The Fixes That Would Actually Help


The study's recommendations are directed at institutions and policymakers rather than individual students and teachers who are already managing within the constraints they have been given.


Reducing the skills gap between students when it comes to e-learning technologies is identified as foundational. When that gap exists, it produces unequal learning outcomes regardless of the quality of the teaching — a form of educational inequity that is avoidable with sufficient investment in digital skills development, internet accessibility, and ICT infrastructure. Ensuring that marginalised and underserved groups are not systematically disadvantaged by their lower starting point is a policy responsibility, not something that resolves itself through market forces or individual effort.
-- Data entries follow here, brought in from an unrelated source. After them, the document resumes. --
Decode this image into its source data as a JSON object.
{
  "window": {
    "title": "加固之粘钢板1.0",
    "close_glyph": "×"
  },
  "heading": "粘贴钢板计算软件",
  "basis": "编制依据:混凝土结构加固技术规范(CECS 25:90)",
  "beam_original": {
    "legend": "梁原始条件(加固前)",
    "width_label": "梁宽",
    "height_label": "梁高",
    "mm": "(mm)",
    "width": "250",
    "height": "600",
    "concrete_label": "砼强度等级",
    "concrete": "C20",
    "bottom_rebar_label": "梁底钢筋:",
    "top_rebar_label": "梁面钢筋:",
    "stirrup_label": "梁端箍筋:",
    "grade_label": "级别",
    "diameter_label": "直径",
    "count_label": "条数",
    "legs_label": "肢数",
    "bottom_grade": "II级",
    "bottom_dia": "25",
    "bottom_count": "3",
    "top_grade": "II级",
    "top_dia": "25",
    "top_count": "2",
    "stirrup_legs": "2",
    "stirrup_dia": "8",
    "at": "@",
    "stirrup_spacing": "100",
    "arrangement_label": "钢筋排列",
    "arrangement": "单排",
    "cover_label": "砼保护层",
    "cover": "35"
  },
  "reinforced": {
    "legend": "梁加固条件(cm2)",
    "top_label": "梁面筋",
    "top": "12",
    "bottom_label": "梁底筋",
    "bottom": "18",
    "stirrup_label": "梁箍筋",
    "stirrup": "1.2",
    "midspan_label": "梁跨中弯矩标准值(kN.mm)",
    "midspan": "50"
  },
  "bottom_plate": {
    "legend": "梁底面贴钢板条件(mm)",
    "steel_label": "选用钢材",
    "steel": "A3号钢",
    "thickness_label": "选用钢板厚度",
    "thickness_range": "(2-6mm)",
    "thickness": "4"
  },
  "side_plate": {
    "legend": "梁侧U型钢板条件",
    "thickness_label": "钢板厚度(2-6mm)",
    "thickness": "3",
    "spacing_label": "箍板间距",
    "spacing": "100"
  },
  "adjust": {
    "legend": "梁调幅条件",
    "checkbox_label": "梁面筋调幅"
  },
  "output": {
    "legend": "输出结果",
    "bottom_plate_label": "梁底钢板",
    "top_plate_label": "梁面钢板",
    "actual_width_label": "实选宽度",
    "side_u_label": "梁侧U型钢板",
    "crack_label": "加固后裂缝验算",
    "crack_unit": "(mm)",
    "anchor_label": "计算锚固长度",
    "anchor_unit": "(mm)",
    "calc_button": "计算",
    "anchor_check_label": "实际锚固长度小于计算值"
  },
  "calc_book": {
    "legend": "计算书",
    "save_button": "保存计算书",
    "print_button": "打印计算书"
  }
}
University e-learning policies need to be redesigned with both ambition and specificity. Better digital resources, clearer long-term strategies, and hybrid learning models that maintain educational access for students who cannot always rely on stable technology are all identified as high priorities. These are not aspirational goals for some future iteration of online education — they are the changes that the evidence says are needed now.


The researchers also identify two directions for future work. One is the question of community: whether more thoughtfully designed digital collaborative spaces could restore some of what students lose when they move out of physical classrooms. The other is contingency: what educational institutions should do when a crisis disrupts access to the technology their online teaching depends on. Offline recovery systems and continuity strategies are easy to overlook when conditions are stable. The pandemic made the cost of that oversight clear. Building those systems before they are needed is the kind of preparation that this research is making the case for.